I am writing in response to “How Theatre Work Adds Up” by Diep Tran (Feb. ’17). I was drawn to your compensation-themed issue, in part because of my former life as a LORT [League of Resident Theatres] manager, and especially because of my work with the Stage Directors and Choreographers Society (SDC), which day in and day out is about ensuring artists get paid.
I imagine that AT hopes, as we do at SDC Journal, that your readers find the time to read each article thoroughly—absorbing, analyzing, and reflecting on content therein and becoming better informed. To improve our chances of landing our audience, we add graphics and images to catch their eye and hold their attention. We want to inspire them, and feel successful when they find use in what they read. And we know that this doesn’t always happen.
It is not my intention to set up a competition for who is the most poorly compensated in the American theatre; rather the dearth of information available in our collective narrative about the earnings of directors compels me to respond.
Tran’s use of a random sampling in an effort to humanize the reality of theatre workers can be a very effective approach.

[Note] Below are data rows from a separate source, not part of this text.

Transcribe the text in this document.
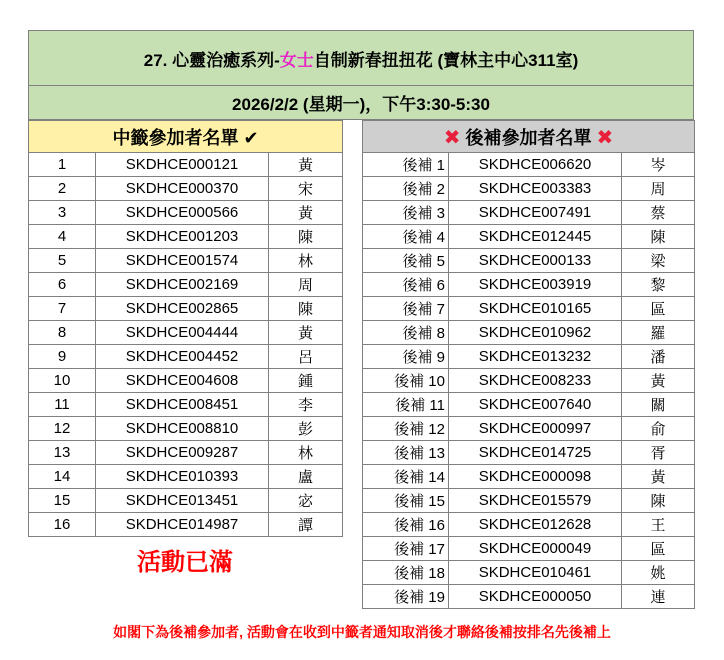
27. 心靈治癒系列- 女士 自制新春扭扭花 (寶林主中心311室)
2026/2/2 (星期一)，下午3:30-5:30
中籤參加者名單 ✔		
1	SKDHCE000121	黃
2	SKDHCE000370	宋
3	SKDHCE000566	黃
4	SKDHCE001203	陳
5	SKDHCE001574	林
6	SKDHCE002169	周
7	SKDHCE002865	陳
8	SKDHCE004444	黃
9	SKDHCE004452	呂
10	SKDHCE004608	鍾
11	SKDHCE008451	李
12	SKDHCE008810	彭
13	SKDHCE009287	林
14	SKDHCE010393	盧
15	SKDHCE013451	宓
16	SKDHCE014987	譚
✖ 後補參加者名單 ✖		
後補 1	SKDHCE006620	岑
後補 2	SKDHCE003383	周
後補 3	SKDHCE007491	蔡
後補 4	SKDHCE012445	陳
後補 5	SKDHCE000133	梁
後補 6	SKDHCE003919	黎
後補 7	SKDHCE010165	區
後補 8	SKDHCE010962	羅
後補 9	SKDHCE013232	潘
後補 10	SKDHCE008233	黃
後補 11	SKDHCE007640	關
後補 12	SKDHCE000997	俞
後補 13	SKDHCE014725	胥
後補 14	SKDHCE000098	黃
後補 15	SKDHCE015579	陳
後補 16	SKDHCE012628	王
後補 17	SKDHCE000049	區
後補 18	SKDHCE010461	姚
後補 19	SKDHCE000050	連
活動已滿
如閣下為後補參加者, 活動會在收到中籤者通知取消後才聯絡後補按排名先後補上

But in this instance, the way in which she synthesized the information is inconsistent and creates an imbalanced and inaccurate picture. For example, the freelance stage manager and the playwright both have what one might call day jobs, earning some $68,000 a year maintaining a long-running Off-Broadway show or $70,000 a year teaching. For some reason, this income is not included in their overall income. That might be okay, except that the selected director happens to be industrious enough to run an Airbnb out of her house, and that income is included in her annual gross total. In addition, this director was recognized for her extraordinary talent and received an award of $50,000 that year, which doesn’t feel like “annual” income to me. With Airbnb and the award, the featured director is darn near thriving at twice the living wage, while right beside her a fundraiser is selling her eggs.
This true story makes palpable the desperate state of support for artists and arts administrators in this country. But I don’t understand how in the same article we cannot include an ongoing teaching gig related to one’s artistry, but include a one-time award, and then line that up with income from selling eggs? Many in this business are grossly under-compensated or squeak by on a living wage. To sample one individual from varying specialties makes it seem like under-compensation is specific to different career tracks within the industry, rather than pervasive in the industry as a whole.
In 2016, 1,037 freelance SDC members worked exclusively in the nonprofit theatre. On average they earned $14,695.04 (gross) through their work directing. In that same year, 89 members, or 9 percent, made $40,000 or more. There are exactly three freelance directors working in the nonprofits who earned $100,000 last year. The success of the anonymous freelance director featured in the article, who earned $45,000, is not typical—although we deeply wish it were. Obviously most, if not all, freelance directors are also teaching, temping, or running Airbnbs out of their homes.
Each story you tell is important. However, the way in which the stories are told and the numbers lined up side by side invite readers to draw their own conclusions—which, given the style in which the piece is written, are likely to be inaccurate.
If American Theatre would like to delve deeper into the lives of freelance directors in the nonprofit sector we would be happy to collaborate.
Laura Penn, executive director
Stage Directors and Choreographers Society
New York City
Diep Tran responds:
To clarify, I chose to include the day job of the director but not the day job of the playwright and stage manager because in the case of the latter two artists, I had them give me their income from 2014, a year when both were freelance artists without a day job. They now have day jobs, but I didn’t include that in the numerical breakdown, because that was not the point of the story. Instead I wanted to show how many gigs a theatre artist often needs to reach a living wage. My apologies if that was unclear. In addition, the point of the story wasn’t to have a competition to see who has it worst. It was to show the realities of the field and of how artists make their livings. However readers want to interpret the data was up to them, but I thought it was as valuable to include data from successful artists as from emerging ones.